Ici variante plus facile : quelle est la pointure de France Culture (encore en activité) qui a aligné les mots ci-dessous ?
NB : Ces lignes n'apparaissent pas dans un moteur de recherche. Pas de triche possible donc, mais les auditeurs assidus de FC et les lecteurs du site de la station devraient trouver le/la coupable (pardon, l'auteur). Sinon, indices demain.
« La petite phrase de la Sonate de Vinteuil qui (c)hante l'ensemble d’À la recherche du temps perdu évoque tantôt la mauve agitation des flots que bémolise le clair de lune, la passante dont celui qui la croise ignore où elle fuit, l'arc-en-ciel qui éclate avant de s'éteindre, le décalage entre un amour et les qualités objectives de la jeune femme qu'il prend pour un tyran et pour souffre-douleur, les mille petits baisers que les amants se donnent en riant, la dilution des soucis matériels en une réalité supérieure aux choses concrètes, la lumière d'une lampe qui efface soudain jusqu'au souvenir de l'obscurité, les becs de gaz qu'on éteint boulevard des Italiens, la trace indélébile de la sécheresse la vie...
Comment cinq notes parviennent-elles à dire tant de choses ? À quelle grâce – ou quel malentendu - une mélodie doit-elle d'être à la fois si précise et tellement vaste ? Comment une phrase sans mots devient-elle le langage commun de la tristesse, de l'amour, de la joie ?
Est-ce d'être l'ectoplasme qui, par inconsistance, épouse la forme de l'émotion qu’il accompagne, tel un vêtement de ville qui, bien repassé, convient aussi aux mondanités ? Ce serait réduire la petite phrase à un ornement, et la musique à une distraction, ou pire : à une consolation.

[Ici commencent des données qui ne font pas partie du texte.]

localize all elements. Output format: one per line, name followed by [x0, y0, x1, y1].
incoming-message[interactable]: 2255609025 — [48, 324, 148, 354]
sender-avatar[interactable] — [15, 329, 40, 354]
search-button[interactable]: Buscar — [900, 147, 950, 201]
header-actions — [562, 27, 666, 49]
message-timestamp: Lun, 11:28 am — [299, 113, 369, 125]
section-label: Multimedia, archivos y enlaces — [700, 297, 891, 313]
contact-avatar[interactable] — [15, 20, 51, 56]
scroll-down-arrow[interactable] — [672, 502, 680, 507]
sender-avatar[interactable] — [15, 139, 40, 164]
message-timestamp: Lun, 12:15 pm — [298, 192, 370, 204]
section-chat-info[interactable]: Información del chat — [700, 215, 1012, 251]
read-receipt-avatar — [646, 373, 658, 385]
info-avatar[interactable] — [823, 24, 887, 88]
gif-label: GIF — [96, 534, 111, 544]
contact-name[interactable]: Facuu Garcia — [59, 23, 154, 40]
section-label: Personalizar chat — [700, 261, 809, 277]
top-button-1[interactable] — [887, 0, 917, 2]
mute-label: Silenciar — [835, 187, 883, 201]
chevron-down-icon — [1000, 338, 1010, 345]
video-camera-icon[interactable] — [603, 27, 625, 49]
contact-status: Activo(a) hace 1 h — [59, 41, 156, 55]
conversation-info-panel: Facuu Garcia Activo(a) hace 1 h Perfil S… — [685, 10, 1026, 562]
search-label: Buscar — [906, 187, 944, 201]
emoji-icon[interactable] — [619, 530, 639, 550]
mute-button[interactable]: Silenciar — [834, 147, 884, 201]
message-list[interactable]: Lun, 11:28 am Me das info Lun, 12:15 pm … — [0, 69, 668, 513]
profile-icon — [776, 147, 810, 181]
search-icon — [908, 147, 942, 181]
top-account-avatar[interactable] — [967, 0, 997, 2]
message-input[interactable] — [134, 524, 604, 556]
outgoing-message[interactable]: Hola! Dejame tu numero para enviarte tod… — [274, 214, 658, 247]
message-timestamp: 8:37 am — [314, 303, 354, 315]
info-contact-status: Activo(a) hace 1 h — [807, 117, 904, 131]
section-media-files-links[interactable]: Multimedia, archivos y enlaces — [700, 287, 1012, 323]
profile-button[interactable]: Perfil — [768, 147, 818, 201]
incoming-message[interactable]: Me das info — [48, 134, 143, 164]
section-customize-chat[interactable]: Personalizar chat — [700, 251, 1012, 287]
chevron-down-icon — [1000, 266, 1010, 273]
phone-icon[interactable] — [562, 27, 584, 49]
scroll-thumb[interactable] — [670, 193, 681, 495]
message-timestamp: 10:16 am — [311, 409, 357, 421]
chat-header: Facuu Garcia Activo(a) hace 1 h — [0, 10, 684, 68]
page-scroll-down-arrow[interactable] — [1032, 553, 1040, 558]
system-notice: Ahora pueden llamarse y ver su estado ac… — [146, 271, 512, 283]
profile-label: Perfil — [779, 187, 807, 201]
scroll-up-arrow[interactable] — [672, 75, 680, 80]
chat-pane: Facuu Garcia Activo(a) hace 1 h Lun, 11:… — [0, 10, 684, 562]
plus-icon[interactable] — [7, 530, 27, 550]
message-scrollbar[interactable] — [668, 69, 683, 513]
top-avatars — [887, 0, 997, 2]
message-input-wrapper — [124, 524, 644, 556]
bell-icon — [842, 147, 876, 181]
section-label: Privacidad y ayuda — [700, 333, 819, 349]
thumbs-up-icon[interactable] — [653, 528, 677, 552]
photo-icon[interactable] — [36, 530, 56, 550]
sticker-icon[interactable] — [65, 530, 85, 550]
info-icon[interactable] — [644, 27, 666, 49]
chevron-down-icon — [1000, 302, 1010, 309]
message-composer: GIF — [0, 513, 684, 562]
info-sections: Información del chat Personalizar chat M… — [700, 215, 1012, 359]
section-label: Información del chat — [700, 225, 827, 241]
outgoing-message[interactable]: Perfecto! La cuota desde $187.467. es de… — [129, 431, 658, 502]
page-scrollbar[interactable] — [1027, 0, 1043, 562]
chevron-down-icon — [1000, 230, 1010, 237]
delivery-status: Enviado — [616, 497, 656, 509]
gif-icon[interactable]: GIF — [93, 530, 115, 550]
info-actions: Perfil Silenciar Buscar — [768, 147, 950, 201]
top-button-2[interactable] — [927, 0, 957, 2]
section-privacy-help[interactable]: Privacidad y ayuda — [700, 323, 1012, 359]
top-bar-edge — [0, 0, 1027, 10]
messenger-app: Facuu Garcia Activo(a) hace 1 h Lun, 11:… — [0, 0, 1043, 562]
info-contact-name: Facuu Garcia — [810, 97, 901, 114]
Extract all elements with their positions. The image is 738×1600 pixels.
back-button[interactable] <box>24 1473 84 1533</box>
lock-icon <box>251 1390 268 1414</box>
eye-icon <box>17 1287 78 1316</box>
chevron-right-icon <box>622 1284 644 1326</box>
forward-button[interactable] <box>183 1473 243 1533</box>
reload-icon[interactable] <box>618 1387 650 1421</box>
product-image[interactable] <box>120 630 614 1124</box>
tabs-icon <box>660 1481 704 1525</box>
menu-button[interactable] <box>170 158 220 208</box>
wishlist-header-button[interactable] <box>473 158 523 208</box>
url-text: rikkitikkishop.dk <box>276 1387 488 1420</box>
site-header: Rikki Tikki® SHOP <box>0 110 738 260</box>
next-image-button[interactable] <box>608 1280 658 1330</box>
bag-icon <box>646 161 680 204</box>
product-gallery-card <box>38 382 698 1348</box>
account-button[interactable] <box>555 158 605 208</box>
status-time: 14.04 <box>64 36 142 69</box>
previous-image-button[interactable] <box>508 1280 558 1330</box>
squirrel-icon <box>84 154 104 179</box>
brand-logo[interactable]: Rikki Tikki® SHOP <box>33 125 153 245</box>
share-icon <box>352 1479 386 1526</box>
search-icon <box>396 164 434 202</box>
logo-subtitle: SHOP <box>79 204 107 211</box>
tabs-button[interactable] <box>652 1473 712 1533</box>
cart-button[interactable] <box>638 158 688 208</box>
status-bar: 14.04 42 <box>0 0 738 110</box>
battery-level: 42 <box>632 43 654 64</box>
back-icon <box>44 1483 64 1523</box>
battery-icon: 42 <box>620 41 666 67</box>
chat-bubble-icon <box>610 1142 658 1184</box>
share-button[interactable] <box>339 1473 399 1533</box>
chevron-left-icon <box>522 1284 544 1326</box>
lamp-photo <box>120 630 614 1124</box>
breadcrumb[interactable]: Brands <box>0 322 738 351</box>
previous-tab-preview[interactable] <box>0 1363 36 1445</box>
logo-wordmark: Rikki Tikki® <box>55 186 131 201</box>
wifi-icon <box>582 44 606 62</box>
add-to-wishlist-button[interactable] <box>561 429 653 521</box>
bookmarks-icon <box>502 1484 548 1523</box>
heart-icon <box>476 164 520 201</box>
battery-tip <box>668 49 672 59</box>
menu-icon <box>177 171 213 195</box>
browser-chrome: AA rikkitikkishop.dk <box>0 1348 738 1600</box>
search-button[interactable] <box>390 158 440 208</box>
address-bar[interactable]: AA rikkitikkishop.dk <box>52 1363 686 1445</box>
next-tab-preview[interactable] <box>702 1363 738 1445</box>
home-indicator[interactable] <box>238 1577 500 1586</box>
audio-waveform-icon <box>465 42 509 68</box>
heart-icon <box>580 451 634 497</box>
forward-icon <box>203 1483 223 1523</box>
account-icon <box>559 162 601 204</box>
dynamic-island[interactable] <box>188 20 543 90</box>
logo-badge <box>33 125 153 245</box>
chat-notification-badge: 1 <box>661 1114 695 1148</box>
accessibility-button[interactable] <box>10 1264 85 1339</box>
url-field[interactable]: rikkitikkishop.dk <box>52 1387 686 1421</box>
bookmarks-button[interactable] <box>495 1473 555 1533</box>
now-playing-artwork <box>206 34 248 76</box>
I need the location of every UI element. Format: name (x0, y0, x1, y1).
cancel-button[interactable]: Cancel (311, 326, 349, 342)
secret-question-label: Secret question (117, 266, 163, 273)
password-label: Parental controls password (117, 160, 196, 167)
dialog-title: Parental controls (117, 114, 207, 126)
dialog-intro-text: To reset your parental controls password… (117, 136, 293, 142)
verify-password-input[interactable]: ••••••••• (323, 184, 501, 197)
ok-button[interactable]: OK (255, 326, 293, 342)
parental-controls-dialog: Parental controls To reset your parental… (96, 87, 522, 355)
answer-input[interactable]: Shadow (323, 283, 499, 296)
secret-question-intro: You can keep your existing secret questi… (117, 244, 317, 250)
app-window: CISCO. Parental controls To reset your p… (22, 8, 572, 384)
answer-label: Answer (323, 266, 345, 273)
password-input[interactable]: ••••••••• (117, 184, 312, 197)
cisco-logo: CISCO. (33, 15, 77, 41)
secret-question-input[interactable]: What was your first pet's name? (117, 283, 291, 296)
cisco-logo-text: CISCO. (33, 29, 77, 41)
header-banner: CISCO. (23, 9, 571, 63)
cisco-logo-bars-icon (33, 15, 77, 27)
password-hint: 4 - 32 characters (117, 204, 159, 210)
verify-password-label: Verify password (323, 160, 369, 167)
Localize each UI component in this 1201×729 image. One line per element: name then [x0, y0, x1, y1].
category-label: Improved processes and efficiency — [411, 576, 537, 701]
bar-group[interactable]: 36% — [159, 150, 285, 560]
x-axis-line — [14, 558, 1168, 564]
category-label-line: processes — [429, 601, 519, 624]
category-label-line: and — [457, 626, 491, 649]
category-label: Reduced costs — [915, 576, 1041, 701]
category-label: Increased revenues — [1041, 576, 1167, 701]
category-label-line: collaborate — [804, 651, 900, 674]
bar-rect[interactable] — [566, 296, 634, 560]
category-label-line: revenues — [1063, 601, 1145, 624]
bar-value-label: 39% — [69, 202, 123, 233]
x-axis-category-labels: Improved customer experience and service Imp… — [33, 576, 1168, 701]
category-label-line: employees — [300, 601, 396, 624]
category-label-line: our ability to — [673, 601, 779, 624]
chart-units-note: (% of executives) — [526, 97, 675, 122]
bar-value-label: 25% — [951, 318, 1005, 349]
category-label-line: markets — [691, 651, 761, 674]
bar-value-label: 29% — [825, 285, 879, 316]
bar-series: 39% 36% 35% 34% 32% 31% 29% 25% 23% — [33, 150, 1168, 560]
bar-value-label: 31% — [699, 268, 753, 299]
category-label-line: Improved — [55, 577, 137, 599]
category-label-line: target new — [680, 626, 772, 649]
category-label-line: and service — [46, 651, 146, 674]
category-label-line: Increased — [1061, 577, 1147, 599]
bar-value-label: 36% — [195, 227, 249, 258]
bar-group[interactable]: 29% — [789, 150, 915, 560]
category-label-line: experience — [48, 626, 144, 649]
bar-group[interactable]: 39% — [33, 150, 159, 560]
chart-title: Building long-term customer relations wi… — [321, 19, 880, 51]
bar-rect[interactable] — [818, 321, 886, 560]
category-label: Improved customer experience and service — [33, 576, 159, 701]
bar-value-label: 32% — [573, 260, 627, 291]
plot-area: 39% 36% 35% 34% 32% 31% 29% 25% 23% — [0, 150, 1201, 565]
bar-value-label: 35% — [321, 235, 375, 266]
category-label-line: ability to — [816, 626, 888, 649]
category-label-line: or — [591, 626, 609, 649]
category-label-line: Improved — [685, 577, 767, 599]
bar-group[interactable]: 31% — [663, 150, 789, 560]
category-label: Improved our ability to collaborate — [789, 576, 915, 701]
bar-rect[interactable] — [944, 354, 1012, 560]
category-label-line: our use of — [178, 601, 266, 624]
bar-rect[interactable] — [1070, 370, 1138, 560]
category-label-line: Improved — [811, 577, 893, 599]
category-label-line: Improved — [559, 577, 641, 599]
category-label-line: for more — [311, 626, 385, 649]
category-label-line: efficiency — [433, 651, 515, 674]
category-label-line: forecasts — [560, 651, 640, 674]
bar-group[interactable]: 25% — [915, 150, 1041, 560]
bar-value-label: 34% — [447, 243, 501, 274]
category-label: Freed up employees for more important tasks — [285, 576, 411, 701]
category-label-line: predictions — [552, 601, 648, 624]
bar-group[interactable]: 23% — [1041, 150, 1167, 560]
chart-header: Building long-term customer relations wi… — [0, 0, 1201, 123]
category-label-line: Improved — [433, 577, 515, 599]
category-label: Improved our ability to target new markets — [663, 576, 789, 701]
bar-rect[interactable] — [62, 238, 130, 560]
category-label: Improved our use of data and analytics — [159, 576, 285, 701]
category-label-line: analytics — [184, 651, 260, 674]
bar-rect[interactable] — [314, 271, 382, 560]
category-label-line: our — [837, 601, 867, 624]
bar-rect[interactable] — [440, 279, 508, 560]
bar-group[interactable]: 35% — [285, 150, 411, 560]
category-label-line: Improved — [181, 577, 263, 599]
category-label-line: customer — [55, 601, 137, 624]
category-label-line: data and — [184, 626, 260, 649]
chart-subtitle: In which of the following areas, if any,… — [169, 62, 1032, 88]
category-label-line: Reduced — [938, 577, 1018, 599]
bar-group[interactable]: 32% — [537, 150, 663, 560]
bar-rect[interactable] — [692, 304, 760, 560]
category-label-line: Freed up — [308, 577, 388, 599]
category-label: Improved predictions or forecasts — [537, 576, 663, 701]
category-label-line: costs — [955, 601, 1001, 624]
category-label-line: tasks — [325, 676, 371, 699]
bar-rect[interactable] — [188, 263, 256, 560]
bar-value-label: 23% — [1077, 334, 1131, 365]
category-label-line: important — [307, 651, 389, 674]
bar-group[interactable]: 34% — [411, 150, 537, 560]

Ou est-ce de parler, à mots couverts, une langue secrète dont l'acuité tient précisément à son caractère évasif, et qui devient immatérielle à mesure qu'elle s'incarne - à la manière dont un peu d'abstraction nous éloigne du monde, mais beaucoup nous y ramène ?
Car les mots nous font défaut (et les notes prennent le pouvoir) non quand on est imprécis, mais au contraire quand ce qu'il faudrait dire est tellement singulier qu’on ne lui trouve aucun équivalent. Manquer de mots, c’est reconnaître implicitement l’impuissance du langage à saisir la réalité dont il nous sépare à coups de généralités - comme l'intelligence nous éloigne du monde par les outils qu'elle enfante et les moyens qu'elle nous donne de le connaître. "Nous ne voyons pas les choses mêmes ; nous nous bornons, le plus souvent, à lire des étiquettes collées sur elles, dit Bergson. Le mot, qui ne note de la chose que sa fonction la plus commune et son aspect banal, s'insinue entre elle et nous, et en masquerait la forme à nos yeux, si cette forme ne se dissimulait déjà derrière les besoins qui ont créé le mot lui-même " Autrement dit le Réel excède les mots pour Le dire, l'existence est d'une étoffe qu'aucune généralité n'est en mesure de caresser, la vie de chaque instant mérite mieux que les ustensiles du quotidien. Or l’humble trésor musical, fût-il légèrement obscurci par le texte d'une chanson, délesté de l'obligation d'avoir un sens ou de représenter quoi que ce soit, jaillissant à l'insu des paroles elles-mêmes, donne le jour à l'inestimable singularité d'une réalité littéralement inouïe, sans réplique et sans miroir, dont la floraison transcende l'intelligible et l'objectif au profit de l'inhumanité du monde.»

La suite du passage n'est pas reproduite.